Subject Re: [firebird-support] Re: How firebird use indexes with inner join
Author Thomas Steinmaurer
>> No. IMHO, the optimizer is doing a good job. It uses indexes with a good
>> selectivity and first horizontally filter table A by using A_IDX1 and
>> uses that already filtered "stream" to join table B via index B_IDX1.
>> Just for the records: Firebird can join two indexes on the same table
>> via a bitmap vector (as shown in the execution plan before re-computing
>> index statistics), but in your case, the optimizer uses a different
>> path, which executes the query pretty fast.
> i begin to understand why i obtain this plan and why it's normal. I decomposed my inner join request in two "for select" request and i obtain the same number of read and nearly the same execution time.
> After some search i see that some other database merge index to use several index on same table but this method is cost time effective and in some case it's preferable to do much read that use several index.
> but i need your help to have a better understand of how works the optimizer with indexes (maybe a document exists ?) because i think i have put to much indexes that don't serve in my database.

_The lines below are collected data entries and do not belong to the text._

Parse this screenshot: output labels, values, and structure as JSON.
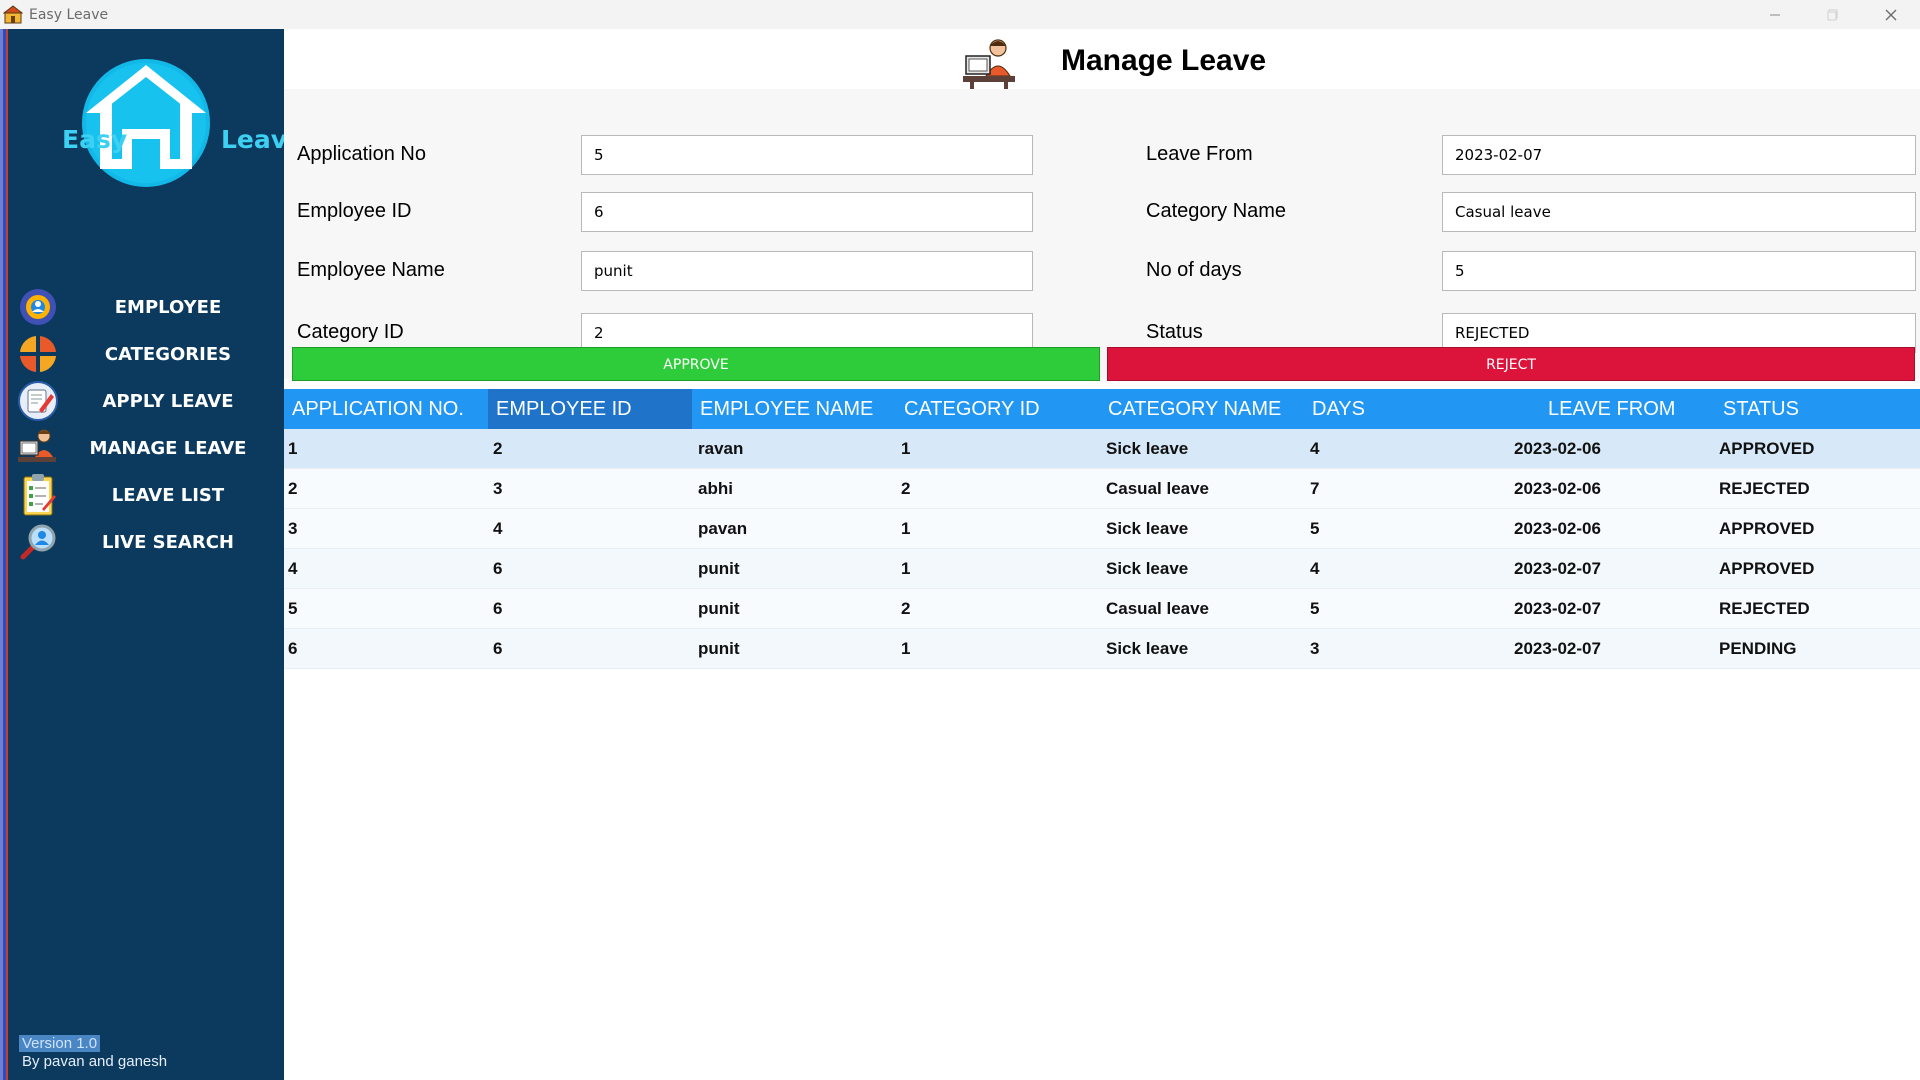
{
  "window": {
    "title": "Easy Leave",
    "controls": [
      "minimize-icon",
      "maximize-icon",
      "close-icon"
    ]
  },
  "sidebar": {
    "logo": {
      "left_text": "Easy",
      "right_text": "Leave",
      "icon": "house-icon",
      "color": "#3dd0f3"
    },
    "items": [
      {
        "label": "EMPLOYEE",
        "icon": "employee-gear-icon"
      },
      {
        "label": "CATEGORIES",
        "icon": "pie-chart-icon"
      },
      {
        "label": "APPLY LEAVE",
        "icon": "edit-document-icon"
      },
      {
        "label": "MANAGE LEAVE",
        "icon": "person-at-computer-icon"
      },
      {
        "label": "LEAVE LIST",
        "icon": "clipboard-list-icon"
      },
      {
        "label": "LIVE SEARCH",
        "icon": "magnifier-user-icon"
      }
    ],
    "version": "Version 1.0",
    "byline": "By pavan and ganesh",
    "bg_color": "#0b3a5e"
  },
  "header": {
    "title": "Manage Leave",
    "icon": "person-at-computer-icon"
  },
  "form": {
    "application_no": {
      "label": "Application No",
      "value": "5"
    },
    "employee_id": {
      "label": "Employee ID",
      "value": "6"
    },
    "employee_name": {
      "label": "Employee Name",
      "value": "punit"
    },
    "category_id": {
      "label": "Category ID",
      "value": "2"
    },
    "leave_from": {
      "label": "Leave From",
      "value": "2023-02-07"
    },
    "category_name": {
      "label": "Category Name",
      "value": "Casual leave"
    },
    "no_of_days": {
      "label": "No of days",
      "value": "5"
    },
    "status": {
      "label": "Status",
      "value": "REJECTED"
    }
  },
  "actions": {
    "approve": "APPROVE",
    "reject": "REJECT",
    "approve_color": "#2ecc3a",
    "reject_color": "#dc143c"
  },
  "table": {
    "header_color": "#2196f3",
    "columns": [
      "APPLICATION NO.",
      "EMPLOYEE ID",
      "EMPLOYEE NAME",
      "CATEGORY ID",
      "CATEGORY NAME",
      "DAYS",
      "LEAVE FROM",
      "STATUS"
    ],
    "rows": [
      [
        "1",
        "2",
        "ravan",
        "1",
        "Sick leave",
        "4",
        "2023-02-06",
        "APPROVED"
      ],
      [
        "2",
        "3",
        "abhi",
        "2",
        "Casual leave",
        "7",
        "2023-02-06",
        "REJECTED"
      ],
      [
        "3",
        "4",
        "pavan",
        "1",
        "Sick leave",
        "5",
        "2023-02-06",
        "APPROVED"
      ],
      [
        "4",
        "6",
        "punit",
        "1",
        "Sick leave",
        "4",
        "2023-02-07",
        "APPROVED"
      ],
      [
        "5",
        "6",
        "punit",
        "2",
        "Casual leave",
        "5",
        "2023-02-07",
        "REJECTED"
      ],
      [
        "6",
        "6",
        "punit",
        "1",
        "Sick leave",
        "3",
        "2023-02-07",
        "PENDING"
      ]
    ]
  }
}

You can run gstat, or if you like it visual, FB TraceManager, FBAnalyst
etc. to query/show index statistics and imply their usefullness. E.g.
the worst index is if the max duplicates is 100% compared to the number
of indexed rows, because this basically means that you store only one
distinct value, for which an index makes absolutely no sense, so this is
a candidate to be dropped immediately and write operations benefit from
that. Another thing is to keep the index b-tree depth small (<=3). >3
usually happens on a largish table with a small page size, so increasing
the page size helps in that area.

I have seen a lot of databases in various consulting gigs now, which
were purely "over-indexed" and a small page size (in this particular
case 1K *g*) was some kind of worse scenario. Beside removing such
useless indexes, inspect I/O statistics and try to keep the cache hit
ratio high, thus minimize disk I/O.

AFAIK, some presentations on the optimizer are available from older
Firebird conferences somewhere. E.g:

I'm afraid not that much help for newbies without the speakers voice.